Governed Capability Evolution for Embodied Agents: Safe Upgrade, Compatibility Checking, and Runtime Rollback for Embodied Capability Modules
This addresses a key systems problem for embodied agents, enabling safe and compatible evolution of their capabilities, though it is incremental as it builds on prior modular and governance work.
The paper tackles the problem of safely upgrading embodied agents' capability modules without breaking constraints, proposing a lifecycle-aware upgrade framework with compatibility checks and a staged deployment pipeline. The framework reduces unsafe activations from 60% to 0% while maintaining task success rates comparable to naive upgrades (67.4% vs. 72.9%).

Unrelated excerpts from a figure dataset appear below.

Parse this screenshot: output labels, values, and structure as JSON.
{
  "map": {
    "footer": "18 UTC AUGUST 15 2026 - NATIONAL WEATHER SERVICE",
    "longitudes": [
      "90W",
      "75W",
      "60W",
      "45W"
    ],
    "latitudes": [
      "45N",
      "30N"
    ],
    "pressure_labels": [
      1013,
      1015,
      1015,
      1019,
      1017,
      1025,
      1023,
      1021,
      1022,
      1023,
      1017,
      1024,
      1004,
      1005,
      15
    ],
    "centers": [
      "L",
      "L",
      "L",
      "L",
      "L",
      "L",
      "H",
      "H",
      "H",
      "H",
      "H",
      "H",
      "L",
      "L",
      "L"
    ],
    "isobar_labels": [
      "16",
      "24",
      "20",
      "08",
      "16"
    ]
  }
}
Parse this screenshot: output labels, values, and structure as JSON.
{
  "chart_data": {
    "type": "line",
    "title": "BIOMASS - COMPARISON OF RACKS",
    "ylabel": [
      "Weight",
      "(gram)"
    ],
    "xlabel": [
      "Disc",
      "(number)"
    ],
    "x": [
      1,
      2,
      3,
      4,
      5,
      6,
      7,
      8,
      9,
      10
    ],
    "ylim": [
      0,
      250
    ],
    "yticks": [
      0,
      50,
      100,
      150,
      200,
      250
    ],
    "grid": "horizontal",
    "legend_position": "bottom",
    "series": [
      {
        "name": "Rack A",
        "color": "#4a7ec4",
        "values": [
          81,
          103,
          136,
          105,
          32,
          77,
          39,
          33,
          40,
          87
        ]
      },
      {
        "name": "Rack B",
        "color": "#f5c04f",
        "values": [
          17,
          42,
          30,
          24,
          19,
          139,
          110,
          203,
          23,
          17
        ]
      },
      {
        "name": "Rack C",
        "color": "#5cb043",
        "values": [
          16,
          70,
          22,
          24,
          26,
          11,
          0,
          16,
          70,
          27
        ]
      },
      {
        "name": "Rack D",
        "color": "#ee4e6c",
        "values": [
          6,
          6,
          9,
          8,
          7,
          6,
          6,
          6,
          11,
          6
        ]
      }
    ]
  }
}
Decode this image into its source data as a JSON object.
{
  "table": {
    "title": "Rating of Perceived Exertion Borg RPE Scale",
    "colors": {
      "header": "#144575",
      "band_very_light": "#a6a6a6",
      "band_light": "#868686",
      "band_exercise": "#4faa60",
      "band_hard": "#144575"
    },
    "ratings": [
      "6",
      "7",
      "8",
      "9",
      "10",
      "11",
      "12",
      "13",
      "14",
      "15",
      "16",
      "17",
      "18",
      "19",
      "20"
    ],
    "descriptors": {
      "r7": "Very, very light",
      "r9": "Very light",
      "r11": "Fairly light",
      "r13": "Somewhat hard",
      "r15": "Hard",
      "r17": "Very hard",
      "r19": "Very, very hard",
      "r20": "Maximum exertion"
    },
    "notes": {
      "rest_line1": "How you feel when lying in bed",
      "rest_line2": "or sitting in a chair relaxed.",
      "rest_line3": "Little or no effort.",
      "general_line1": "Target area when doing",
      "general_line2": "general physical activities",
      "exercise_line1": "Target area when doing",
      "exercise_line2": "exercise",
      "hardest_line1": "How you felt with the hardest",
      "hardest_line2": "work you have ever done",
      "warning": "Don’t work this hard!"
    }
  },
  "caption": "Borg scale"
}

Embodied agents are increasingly expected to improve over time by updating their executable capabilities rather than rewriting the agent itself. Prior work has separately studied modular capability packaging, capability evolution, and runtime governance. However, a key systems problem remains underexplored: once an embodied capability module evolves into a new version, how can the hosting system deploy it safely without breaking policy constraints, execution assumptions, or recovery guarantees? We formulate governed capability evolution as a first-class systems problem for embodied agents. We propose a lifecycle-aware upgrade framework in which every new capability version is treated as a governed deployment candidate rather than an immediately executable replacement. The framework introduces four upgrade compatibility checks -- interface, policy, behavioral, and recovery -- and organizes them into a staged runtime pipeline comprising candidate validation, sandbox evaluation, shadow deployment, gated activation, online monitoring, and rollback. We evaluate over 6 rounds of capability upgrade with 15 random seeds. Naive upgrade achieves 72.9% task success but drives unsafe activation to 60% by the final round; governed upgrade retains comparable success (67.4%) while maintaining zero unsafe activations across all rounds (Wilcoxon p=0.003). Shadow deployment reveals 40% of regressions invisible to sandbox evaluation alone, and rollback succeeds in 79.8% of post-activation drift scenarios.